By Craig Funston
I’m fixing to write an imaginary letter to my grandchildren in this space, probably as early as next week. And it may take a few columns to polish it off, as there are a number of issues I want to bring out in the open for them, as well as for their generation.
It would not really be an intimate missive, or else it wouldn’t find its way into a newspaper column. Rather, it’s a reflection of a culture (and its traditions, values, and security) that is on the wane. It is also a gazing into the future.
You may or may not agree with me; I am looking for neither yes-men or naysayers. I’m just flagging some persistent concerns for the next generation or two
The so-called letter would actually be a framework for discussion for all concerned parents and grandparents, for whom I will be raising concerns and giving advice for the next generation or two.
Or, you may vehemently disagree with me. And that’s fine, too: One of the hallmarks of free society is the right to disagree peacefully. It’s my column and I’ll cry if I want to (sounds like a song, doesn’t it?) I also need to write as quickly as possible, before I lose that freedom to speak my mind—ironically, one of those concerns I have for the future.
I’m hoping this is a shared vision—you know, you and me, maybe even others. Great things come from common concerns. Movements may start as private and individual, but they need momentum to become public and corporate to have any significant impact.
Part of my motivation, then, is a reaction to the trajectory of our society’s direction (ie., where are we going?), as well as a recollection of what was once a great nation.

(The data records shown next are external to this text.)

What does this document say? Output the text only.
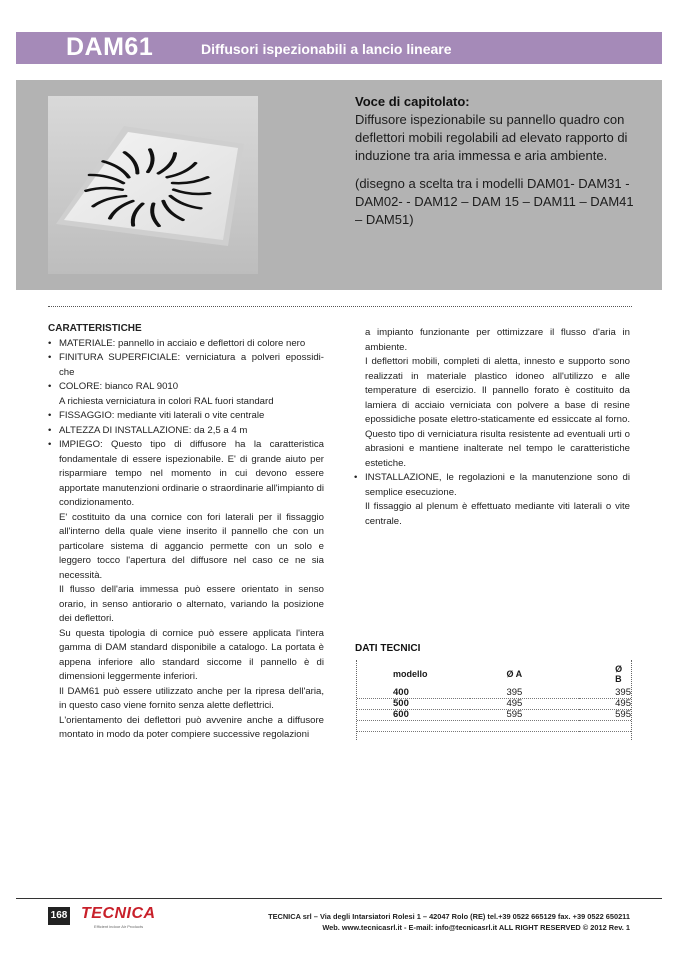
DAM61	Diffusori ispezionabili a lancio lineare
Voce di capitolato:

Diffusore ispezionabile su pannello quadro con deflettori mobili regolabili ad elevato rapporto di induzione tra aria immessa e aria ambiente.

(disegno a scelta tra i modelli DAM01- DAM31 - DAM02- - DAM12 – DAM 15 – DAM11 – DAM41 – DAM51)

CARATTERISTICHE
• MATERIALE: pannello in acciaio e deflettori di colore nero
• FINITURA SUPERFICIALE: verniciatura a polveri epossidi-che
• COLORE: bianco RAL 9010
A richiesta verniciatura in colori RAL fuori standard
• FISSAGGIO: mediante viti laterali o vite centrale
• ALTEZZA DI INSTALLAZIONE: da 2,5 a 4 m
• IMPIEGO: Questo tipo di diffusore ha la caratteristica fondamentale di essere ispezionabile. E' di grande aiuto per risparmiare tempo nel momento in cui devono essere apportate manutenzioni ordinarie o straordinarie all'impianto di condizionamento.
E' costituito da una cornice con fori laterali per il fissaggio all'interno della quale viene inserito il pannello che con un particolare sistema di aggancio permette con un solo e leggero tocco l'apertura del diffusore nel caso ce ne sia necessità.
Il flusso dell'aria immessa può essere orientato in senso orario, in senso antiorario o alternato, variando la posizione dei deflettori.
Su questa tipologia di cornice può essere applicata l'intera gamma di DAM standard disponibile a catalogo. La portata è appena inferiore allo standard siccome il pannello è di dimensioni leggermente inferiori.
Il DAM61 può essere utilizzato anche per la ripresa dell'aria, in questo caso viene fornito senza alette deflettrici.
L'orientamento dei deflettori può avvenire anche a diffusore montato in modo da poter compiere successive regolazioni
a impianto funzionante per ottimizzare il flusso d'aria in ambiente.
I deflettori mobili, completi di aletta, innesto e supporto sono realizzati in materiale plastico idoneo all'utilizzo e alle temperature di esercizio. Il pannello forato è costituito da lamiera di acciaio verniciata con polvere a base di resine epossidiche posate elettro-staticamente ed essiccate al forno. Questo tipo di verniciatura risulta resistente ad eventuali urti o abrasioni e mantiene inalterate nel tempo le caratteristiche estetiche.
• INSTALLAZIONE, le regolazioni e la manutenzione sono di semplice esecuzione.
Il fissaggio al plenum è effettuato mediante viti laterali o vite centrale.
DATI TECNICI
modello	Ø A	Ø B
400	395	395
500	495	495
600	595	595

168 TECNICA
Efficient indoor Air Products
TECNICA srl – Via degli Intarsiatori Rolesi 1 – 42047 Rolo (RE) tel.+39 0522 665129 fax. +39 0522 650211
Web. www.tecnicasrl.it - E-mail: info@tecnicasrl.it ALL RIGHT RESERVED © 2012 Rev. 1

While I do not feel responsible for the colossal mistakes our leaders (and their followers) are making, I am obligated to tip my grandchildren (and their generation) off about those mistakes.
I never dreamed I would be sitting here in the brave solitude of my lonely office, bemoaning the issues that I am. And I feel the worse is yet to come: To use “trajectory” again: Just follow the pattern of slippage over the past ten years; then project the next ten years.
You see, this pell-mell direction that Canada is headed towardn raises a ton of concerns in my head. While I feel powerless to stop its moral carnage and economic fallout, the one thing I can do is warn the next generation, and the one after that, about the ramifications of faulty decision-making and loopy rationale.
Only a generation ago, absolutes were in vogue; there were two colours (black and white, instead of a rainbow of colours); things were more concrete than abstract; and facts, not feelings, were the basis of logic.
No one is suggesting that the last generation or two was flawless. Not at all. But it seems to me that there was a greater sense of ethical parameters and motivation. I feel we have lost our bearings, and with that loss, a host of other alarming issues have been created.
As we drift from our moral moorings and our economic plumb line (pick your metaphor), I see nothing but trouble down the line. Correction: I see it upon us already.
If I can at least help the next generation, and the next one after that, at least think things through, I will have succeeded in writing this note. That would be a significant step in the right direction.
I find so much is so facile to many young people these days; information is a simple click here or a flick there. They accept news and information at face value, without any research, review, or reflection. Or, they reject it out of hand, for the same reason.
Re-stated: maybe they are a little too quick to embrace or expunge, without thinking things through. No one should be a lazy thinker. And lazy thinking leads a host very serious problems.
They’re quick on the “what,” but slow on the “why.” They just don’t seem to be developing the analytical, reasoning skills that they need to face the future well.
So when moral, ethical, and spiritual issues come up, they’re at a loss as to how to respond. And there are many of these issues pummelling us every day. Sources could include social media, the mainstream media itself, high school and college-level curriculum, and let’s throw in politics, while we’re at it.